After the bell, Tesla is expected to report on the impact the various China shutdowns have had on its business in Q2, as it looks to meet an annual delivery target of 1.3m vehicles.
The pound has been little moved after inflation hit a new record high of 9.4% in June, although core prices slipped back to 5.8%. Slightly more worryingly there was little sign of slowdown in PPI as prices here continued to rise sharply. Input prices surged to a new record of 24%, up from 22.4%, while output prices rose to 16.5% from 15.8%, both of which are likely to bleed into headline CPI in the months ahead.
At the last meeting, the Bank of England stated that they would act “forcefully” on inflation, if necessary, while yesterday Governor Andrew Bailey said that a 50bps rate rise was being considered for August, but was not locked in.
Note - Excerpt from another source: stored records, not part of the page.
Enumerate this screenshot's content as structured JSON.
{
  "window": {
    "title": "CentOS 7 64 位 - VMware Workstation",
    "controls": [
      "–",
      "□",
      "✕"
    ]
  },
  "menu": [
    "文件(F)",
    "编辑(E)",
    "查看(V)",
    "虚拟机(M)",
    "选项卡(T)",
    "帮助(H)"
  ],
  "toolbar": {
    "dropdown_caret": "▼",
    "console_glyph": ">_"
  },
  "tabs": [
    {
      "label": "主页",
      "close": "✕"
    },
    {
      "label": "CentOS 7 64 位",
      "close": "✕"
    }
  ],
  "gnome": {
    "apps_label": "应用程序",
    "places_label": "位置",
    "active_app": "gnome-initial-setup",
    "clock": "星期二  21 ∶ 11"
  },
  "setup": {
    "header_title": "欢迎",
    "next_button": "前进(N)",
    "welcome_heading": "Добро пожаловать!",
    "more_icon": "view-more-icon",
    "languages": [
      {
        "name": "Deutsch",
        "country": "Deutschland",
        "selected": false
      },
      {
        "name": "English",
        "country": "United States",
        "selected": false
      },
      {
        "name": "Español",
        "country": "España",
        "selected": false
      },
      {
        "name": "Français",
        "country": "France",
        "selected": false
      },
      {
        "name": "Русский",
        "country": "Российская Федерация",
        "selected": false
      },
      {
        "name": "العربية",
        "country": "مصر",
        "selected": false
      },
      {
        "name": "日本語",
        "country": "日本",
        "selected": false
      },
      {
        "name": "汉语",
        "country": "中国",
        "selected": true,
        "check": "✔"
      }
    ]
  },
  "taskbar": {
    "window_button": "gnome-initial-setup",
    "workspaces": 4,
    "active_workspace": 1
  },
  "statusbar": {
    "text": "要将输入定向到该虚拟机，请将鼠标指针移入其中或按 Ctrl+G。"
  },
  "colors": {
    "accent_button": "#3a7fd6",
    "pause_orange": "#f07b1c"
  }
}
When looking at today’s inflation numbers one must question as to why not? Inflation appears to be becoming embedded in the UK economy and while criticism by politicians of the central bank’s actions could be construed as controversial, it’s also not altogether surprising. Bailey talks about the importance of the central bank’s independence, but it also needs to be set in the context of its competence, and let’s just say the communication since last November could have been better.
The messaging and guidance over the last 12 months, has been muddled and confusing, lacking in discipline, and while there’s little the MPC can do about surging fuel prices, the longer inflation stays high, the harder it will be to squeeze out of the system.
After 3 days of gains crude oil prices have slipped back ahead of the latest inventory data which showed a decline of 445k barrels in the last week.
The direction of travel for oil prices is still uncertain against an outlook of slowing demand, as rising inflation prompts central banks to raise rates in an attempt to suppress inflation expectations. That said a big build in gasoline suggests that high prices are starting to raise concerns over demand destruction at the consumer level.
BASF found itself in focus again yesterday as the shares took another step higher, taking gains since the middle of last week to in excess of 10%. The stock has however come off heavily since the start of the year given the company’s reliance on natural gas for many production processes and nothing has fundamentally changed here. Daily vol printed 148% up from 64% on the month.
Crypto price action remains sharply elevated, again with Ethereum Classic topping the list. The token briefly tested highs not seen since May but slipped back with some technical resistance being seen around current levels, but daily vol printed 216% against 97% on the month.
In fiat currencies, the Hungarian Forint was once again the standout, but this time in the wake of the currency making some gains over the US Dollar. The pair fell around 2.5% off the back of hopes that the government’s plans to tackle a budget deficit and talks with the EU over payment of recovery funds would yield a positive outcome. There’s concern that gains here however could be short lived if energy prices remain so high, but daily vol sat at 27.11% against 20.32% on the month.
Finally, cannabis stocks were again looking active with suggestions that a degree of short covering may have been in play at the start of the week. This is driven by the idea that talk of legalisation may again resurface in Washington. That drove interest in CMC’s proprietary basket of cannabis growers, elevating daily vol to 125% against 106% for the month.